New Orleans Top Stories Last Week, April 6-10

5) Average Hurricane Season Predicted
Leading storm forecasters from Colorado State University have issued their annual prediction for the upcoming hurricane season, which they believe will see an average number of storms. The forecasters call for 12 named storms, including six hurricanes. They predict two of those hurricanes will be major, and they say there is a 31 percent chance a strong hurricane will hit somewhere along the Gulf coast this season. The Colorado team scaled back an earlier prediction for a busier-than-average season, citing the hurricane-suppressing effects of El Nino conditions for the change.  Hurricane season runs June 1 through Nov. 30.

4) Ethical Questions Swirl Around Mayor’s Vacation
Mayor Ray Nagin spent part of last week responding to questions about who paid for a Hawaiian vacation he and his family took in 2004. The questions emerged after court documents were unsealed as part of a civil lawsuit regarding the city’s troubled crime camera program. In a newly-unsealed sworn deposition, the city’s former chief technology officer, Greg Meffert, said travel expenses and other costs for the mayor’s Hawaiian vacation were paid by NetMethods, a company formed months earlier by city subcontractor Mark St. Pierre. The crime camera project suffered huge cost overruns and has been plagued by technical problems, which an investigation from the city’s Inspector General blamed partly on City Hall’s lax oversight of vendors.

3) Airport Inks International Deal
International flights are once again on the schedule for the Louis Armstrong New Orleans International Airport after a deal announced this week between the airport and the Mexican airline AeroMexico. The airline plans to launch six weekly, non-stop flights in July between New Orleans and Mexico City. The routes will have connecting flights to Honduras. The news marked the first regular international flight service for New Orleans since Hurricane Katrina.
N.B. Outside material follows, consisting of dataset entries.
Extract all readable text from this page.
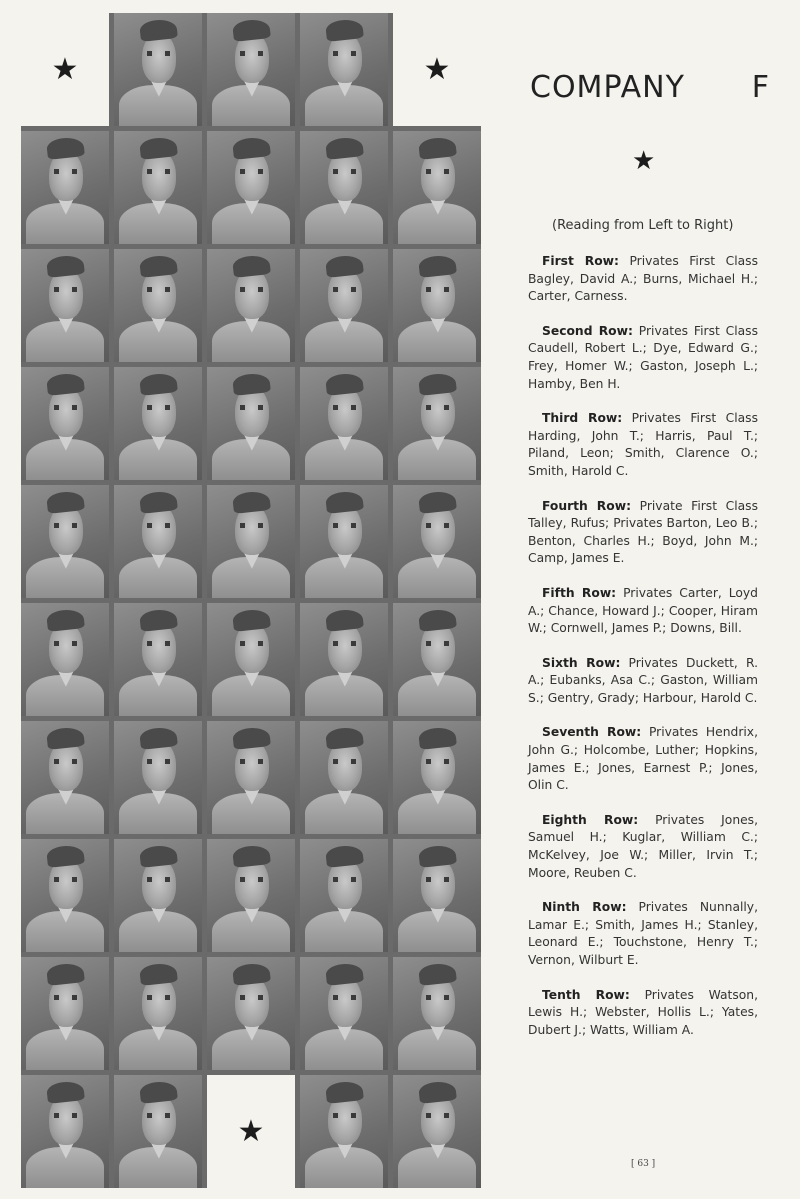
★	★
★
COMPANY F
★
(Reading from Left to Right)

First Row: Privates First Class Bagley, David A.; Burns, Michael H.; Carter, Carness.

Second Row: Privates First Class Caudell, Robert L.; Dye, Edward G.; Frey, Homer W.; Gaston, Joseph L.; Hamby, Ben H.

Third Row: Privates First Class Harding, John T.; Harris, Paul T.; Piland, Leon; Smith, Clarence O.; Smith, Harold C.

Fourth Row: Private First Class Talley, Rufus; Privates Barton, Leo B.; Benton, Charles H.; Boyd, John M.; Camp, James E.

Fifth Row: Privates Carter, Loyd A.; Chance, Howard J.; Cooper, Hiram W.; Cornwell, James P.; Downs, Bill.

Sixth Row: Privates Duckett, R. A.; Eubanks, Asa C.; Gaston, William S.; Gentry, Grady; Harbour, Harold C.

Seventh Row: Privates Hendrix, John G.; Holcombe, Luther; Hopkins, James E.; Jones, Earnest P.; Jones, Olin C.

Eighth Row: Privates Jones, Samuel H.; Kuglar, William C.; McKelvey, Joe W.; Miller, Irvin T.; Moore, Reuben C.

Ninth Row: Privates Nunnally, Lamar E.; Smith, James H.; Stanley, Leonard E.; Touchstone, Henry T.; Vernon, Wilburt E.

Tenth Row: Privates Watson, Lewis H.; Webster, Hollis L.; Yates, Dubert J.; Watts, William A.

[ 63 ]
2) FEMA Streamlining Recovery Offices
The Obama administration announced it would close FEMA’s Gulf Coast Recovery Office in a move intended to consolidate and speed-up hurricane recovery operations. The change means the Louisiana Transitional Recovery Office in New Orleans will report directly to FEMA headquarters in Washington instead of routing decisions to and receiving oversight from the Gulf Coast office. The government has been investigating internal complaints of ethics violations, cronyism and harassment at the Louisiana office in recent months, and its previous director was reassigned. Louisiana officials greeted the announcement as good news for the region, agreeing it will help streamline ongoing recovery projects.

1) Public Raps City Leaders in Poll

The results of the latest Quality of Life Survey from the University of New Orleans showed widespread dissatisfaction among local residents with New Orleans’ top elected officials, while those in Jefferson Parish faired better. Just 24 percent of survey respondents said they were happy with the job Nagin is doing, down from 31 percent in last year’s survey. Nagin’s approval rating is the lowest the UNO survey has recorded for any New Orleans mayor since the annual poll began in 1986. Meanwhile the City Council’s approval rating dropped from 70 percent last year to 48 percent this year. In Jefferson, Parish President Aaron Broussard’s approval rating was 60 percent and Sheriff Newell Normand’s was 82 percent. In Orleans Parish, 59 percent of respondents said they were satisfied with their lives and communities while in Jefferson that percentage was 93 percent. UNO interviewed 602 people for the poll.